# Perceptron 
The Perceptron algorithm finds the linear decision boundary by considering each example $x^{(n)}, y^{(n)} \in \mathcal{D}$, where $y^{(n)} \in \{-1,+1\}$. 
If $\hat{y}^{(n)} = w^\top x^{(n)}$ has a different sign from $y^{(n)}$ the weights are updated to *increase* $\hat{y}^{(n)} {y}^{(n)}$. The gradient of 
$\hat{y}^{(n)} {y}^{(n)}$ wrt. $w$ is $\frac{\partial}{\partial w} y^{(n)}(w^\top x^{(n)}) = y^{(n)} x^{(n)}$. Therefore, if the example is misclassified
the Perceptron learning algorithm simply updates $w$ using
$$
w^{\{t+1\}} \leftarrow w^{\{t\}} + y^{(n)} x^{(n)}
$$
If the data is linearly separable, the algorithm is guaranteed to converge. 

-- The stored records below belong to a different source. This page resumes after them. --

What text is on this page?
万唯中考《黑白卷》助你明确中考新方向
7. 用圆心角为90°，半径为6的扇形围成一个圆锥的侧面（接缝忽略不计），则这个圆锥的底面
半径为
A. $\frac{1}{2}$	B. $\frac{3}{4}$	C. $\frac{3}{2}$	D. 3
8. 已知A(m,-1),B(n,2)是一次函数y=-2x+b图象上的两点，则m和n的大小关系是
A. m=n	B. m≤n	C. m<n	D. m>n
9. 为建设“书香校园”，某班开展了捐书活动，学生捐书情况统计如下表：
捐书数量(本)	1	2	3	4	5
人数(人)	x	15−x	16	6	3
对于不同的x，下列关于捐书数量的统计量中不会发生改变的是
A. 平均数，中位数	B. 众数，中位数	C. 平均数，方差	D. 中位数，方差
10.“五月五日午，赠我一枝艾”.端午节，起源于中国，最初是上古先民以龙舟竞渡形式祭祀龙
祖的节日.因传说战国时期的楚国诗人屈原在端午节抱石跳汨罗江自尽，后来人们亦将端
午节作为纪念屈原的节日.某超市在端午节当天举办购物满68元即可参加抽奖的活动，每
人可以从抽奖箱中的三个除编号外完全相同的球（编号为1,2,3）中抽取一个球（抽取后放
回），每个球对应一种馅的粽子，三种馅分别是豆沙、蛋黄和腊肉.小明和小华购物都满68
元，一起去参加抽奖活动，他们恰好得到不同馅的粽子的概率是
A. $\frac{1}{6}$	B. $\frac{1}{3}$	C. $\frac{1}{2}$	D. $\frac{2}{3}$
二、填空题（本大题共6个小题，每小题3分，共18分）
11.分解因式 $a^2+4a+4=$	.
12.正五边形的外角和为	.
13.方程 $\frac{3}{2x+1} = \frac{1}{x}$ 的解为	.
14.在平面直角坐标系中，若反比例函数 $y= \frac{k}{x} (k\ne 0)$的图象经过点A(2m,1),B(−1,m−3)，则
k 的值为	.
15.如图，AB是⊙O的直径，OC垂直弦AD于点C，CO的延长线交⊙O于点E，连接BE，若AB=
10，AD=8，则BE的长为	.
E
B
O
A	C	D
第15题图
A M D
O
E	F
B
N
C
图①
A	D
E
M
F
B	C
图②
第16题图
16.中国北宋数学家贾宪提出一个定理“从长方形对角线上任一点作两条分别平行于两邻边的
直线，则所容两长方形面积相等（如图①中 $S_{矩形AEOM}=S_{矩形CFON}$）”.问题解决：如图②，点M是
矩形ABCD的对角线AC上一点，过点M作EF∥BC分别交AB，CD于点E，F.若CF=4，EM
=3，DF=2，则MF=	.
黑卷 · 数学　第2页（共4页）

However, if the data is not linearly separable, this procedure does not converge, and oscillates. Below, we use a `max_iters` to in case the data is not linearly seperable. We also record the update *history* so that we can visualize the learning. To be consistent with previous classification methods, we assume the input labels are in $\{0,1\}$.

In [None]:
import numpy as np
#%matplotlib notebook
%matplotlib inline
import matplotlib.pyplot as plt
from IPython.core.debugger import set_trace
import warnings
warnings.filterwarnings('ignore')

In [None]:
class Perceptron:
    
    def __init__(self, add_bias=True, max_iters=10000, record_updates=False):
        self.add_bias = add_bias
        self.max_iters = max_iters
        self.record_updates = record_updates
        if record_updates:
            self.w_hist = []
            self.n_hist = []
            
    def fit(self, x, y):
        if x.ndim == 1:
            x = np.reshape(x, (-1,1))
        if self.add_bias:
            N = x.shape[0]
            x = np.column_stack(x, np.ones(N))
        N,D = x.shape
        w = np.zeros(D)
        if self.record_updates:
            w_hist = [w]
        y = 2*y - 1
        t = 0
        changed = True
        while changed and t < self.max_iters:
            changed = False
            for n in np.random.permutation(N):
                yh = np.sign(np.dot(x[n,:], w))
                if yh == y[n]:
                    continue
                w = w + y[n]*x[n,:]
                if self.record_updates:
                    self.w_hist.append(w)
                    self.n_hist.append(n)
                changed = True
                t += 1
                if t > self.max_iters:
                    break
        
        if changed:
            print(f"Did not converge after {t} updates")
        else:
            print(f"Converged after {t} updates")
        self.w = w
        return self
        
    def predict(self, x):
        if x.ndim == 1:
            np.reshape(x, (-1,1))
        Nt = x.shape[0]
        if self.add_bias:
            x = np.column_stack(x, np.ones(Nt))
        yh = np.sign(np.dot(self.w, x))
        return (yh+1)//2